The hypertrophic authorial image that always wants to be addressed by its full name: Dmitrii Aleksandrovich Prigov (131), is the counterpart to this inhabitation of all sorts of styles of writing and the usurpation of countless names from the history of culture by the respective intra-textual I (“partial-images”, 132).
In Russia, the primers have always allocated a special position to the “I”: from the pre-revolutionary initial “az” [Slavonic name of the letter “a”] to the post-revolutionary final “ya” [the last letter of the Russian alphabet, and the word “I”] that Prigov stresses in his “Azbuki” [“Primers”] in ever new “auctorial power fantasies” (155).
There are however so many fillings that Foucault’s term “ego plurality” acts as an understatement; the “ya” [the last letter of the Russian alphabet, and the word “I”] becomes an “empty place holder” (173).
If Küpper concludes in the end that Prigov’s intra-textual subject remains completely heteronomous, while the extra-textual auctorial authority is assured autonomy (178), then at this point Küpper’s heuristic separation of intra-textual personage and extra-textual author is justified. One can then agree with him that the performativity of the textual construction of identity exceeds the text.

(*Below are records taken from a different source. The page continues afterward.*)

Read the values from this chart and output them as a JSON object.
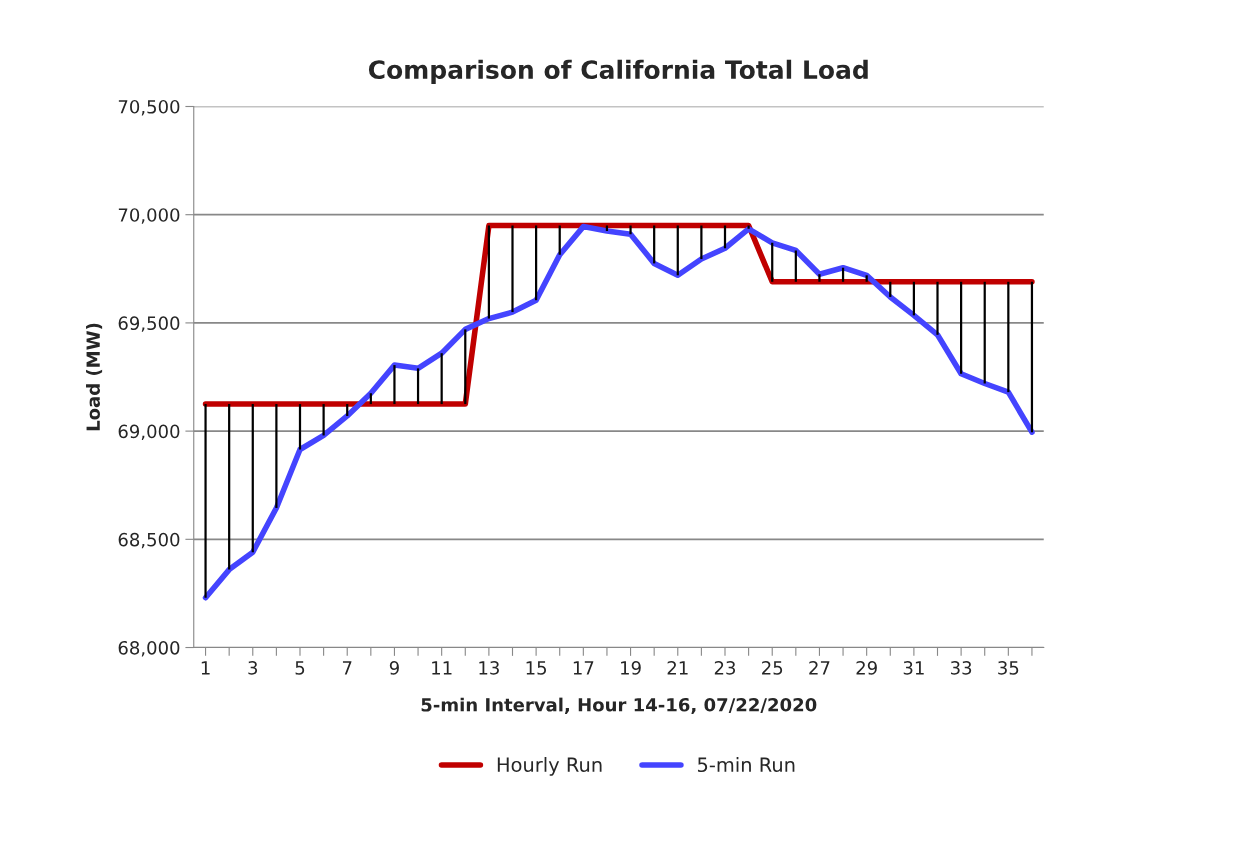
{
  "chart_data": {
    "type": "line",
    "title": "Comparison of California Total Load",
    "xlabel": "5-min Interval, Hour 14-16, 07/22/2020",
    "ylabel": "Load (MW)",
    "categories": [
      "1",
      null,
      "3",
      null,
      "5",
      null,
      "7",
      null,
      "9",
      null,
      "11",
      null,
      "13",
      null,
      "15",
      null,
      "17",
      null,
      "19",
      null,
      "21",
      null,
      "23",
      null,
      "25",
      null,
      "27",
      null,
      "29",
      null,
      "31",
      null,
      "33",
      null,
      "35",
      null
    ],
    "series": [
      {
        "name": "Hourly Run",
        "color": "#c00000",
        "values": [
          69125,
          69125,
          69125,
          69125,
          69125,
          69125,
          69125,
          69125,
          69125,
          69125,
          69125,
          69125,
          69950,
          69950,
          69950,
          69950,
          69950,
          69950,
          69950,
          69950,
          69950,
          69950,
          69950,
          69950,
          69690,
          69690,
          69690,
          69690,
          69690,
          69690,
          69690,
          69690,
          69690,
          69690,
          69690,
          69690
        ]
      },
      {
        "name": "5-min Run",
        "color": "#4444ff",
        "values": [
          68230,
          68360,
          68440,
          68645,
          68915,
          68980,
          69070,
          69175,
          69305,
          69290,
          69360,
          69470,
          69520,
          69550,
          69605,
          69815,
          69945,
          69925,
          69910,
          69775,
          69720,
          69795,
          69845,
          69935,
          69870,
          69835,
          69725,
          69755,
          69720,
          69620,
          69535,
          69445,
          69265,
          69220,
          69180,
          68995
        ],
        "errors": [
          [
            68230,
            69125
          ],
          [
            68360,
            69125
          ],
          [
            68440,
            69125
          ],
          [
            68645,
            69125
          ],
          [
            68915,
            69125
          ],
          [
            68980,
            69125
          ],
          [
            69070,
            69125
          ],
          [
            69125,
            69175
          ],
          [
            69125,
            69305
          ],
          [
            69125,
            69290
          ],
          [
            69125,
            69360
          ],
          [
            69125,
            69470
          ],
          [
            69520,
            69950
          ],
          [
            69550,
            69950
          ],
          [
            69605,
            69950
          ],
          [
            69815,
            69950
          ],
          null,
          [
            69925,
            69950
          ],
          [
            69910,
            69950
          ],
          [
            69775,
            69950
          ],
          [
            69720,
            69950
          ],
          [
            69795,
            69950
          ],
          [
            69845,
            69950
          ],
          [
            69935,
            69950
          ],
          [
            69690,
            69870
          ],
          [
            69690,
            69835
          ],
          [
            69690,
            69725
          ],
          [
            69690,
            69755
          ],
          [
            69690,
            69720
          ],
          [
            69620,
            69690
          ],
          [
            69535,
            69690
          ],
          [
            69445,
            69690
          ],
          [
            69265,
            69690
          ],
          [
            69220,
            69690
          ],
          [
            69180,
            69690
          ],
          [
            68995,
            69690
          ]
        ]
      }
    ],
    "ylim": [
      68000,
      70500
    ],
    "yticks": [
      {
        "value": 68000,
        "label": "68,000"
      },
      {
        "value": 68500,
        "label": "68,500"
      },
      {
        "value": 69000,
        "label": "69,000"
      },
      {
        "value": 69500,
        "label": "69,500"
      },
      {
        "value": 70000,
        "label": "70,000"
      },
      {
        "value": 70500,
        "label": "70,500"
      }
    ],
    "grid": "y",
    "legend": "bottom",
    "marker": "none",
    "line_style": "solid"
  }
}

In the chapter on Kabakov, Küpper examined Kabakov’s striving for “sovereignty over the frames”. Moscow conceptualism on the whole created early on a dispositive in the form of the culture of the circles in order to be in control of its own frame(work).
Little by little, foreign, especially German academics were included, whose disciples continue to carry the torch. Küpper, as well as the present reviewer, is one of these disciples.
Maybe Küpper’s book does not contain an index for good reason, as this would have shown just how narrow the circle of relevant contributors to authorial theory in connection with Moscow conceptualism is, whereby the German academics-witnesses (such as Witte) eventually both appear in the Russian texts and have taken part in looking after the work under review, so that even a quotation of Rubinshtein can turn into a homage to a German academic (125).
The fact that Rubinshtein was Küpper’s best man completes the circle-character of the collective authorship of Russian literati and German Slavonic scholars, whereby the former sometimes act as the latter (Groys) or the latter as the former (Hänsgen). Moscow conceptualism is a total performative text – but by now far from being a purely Moscow one.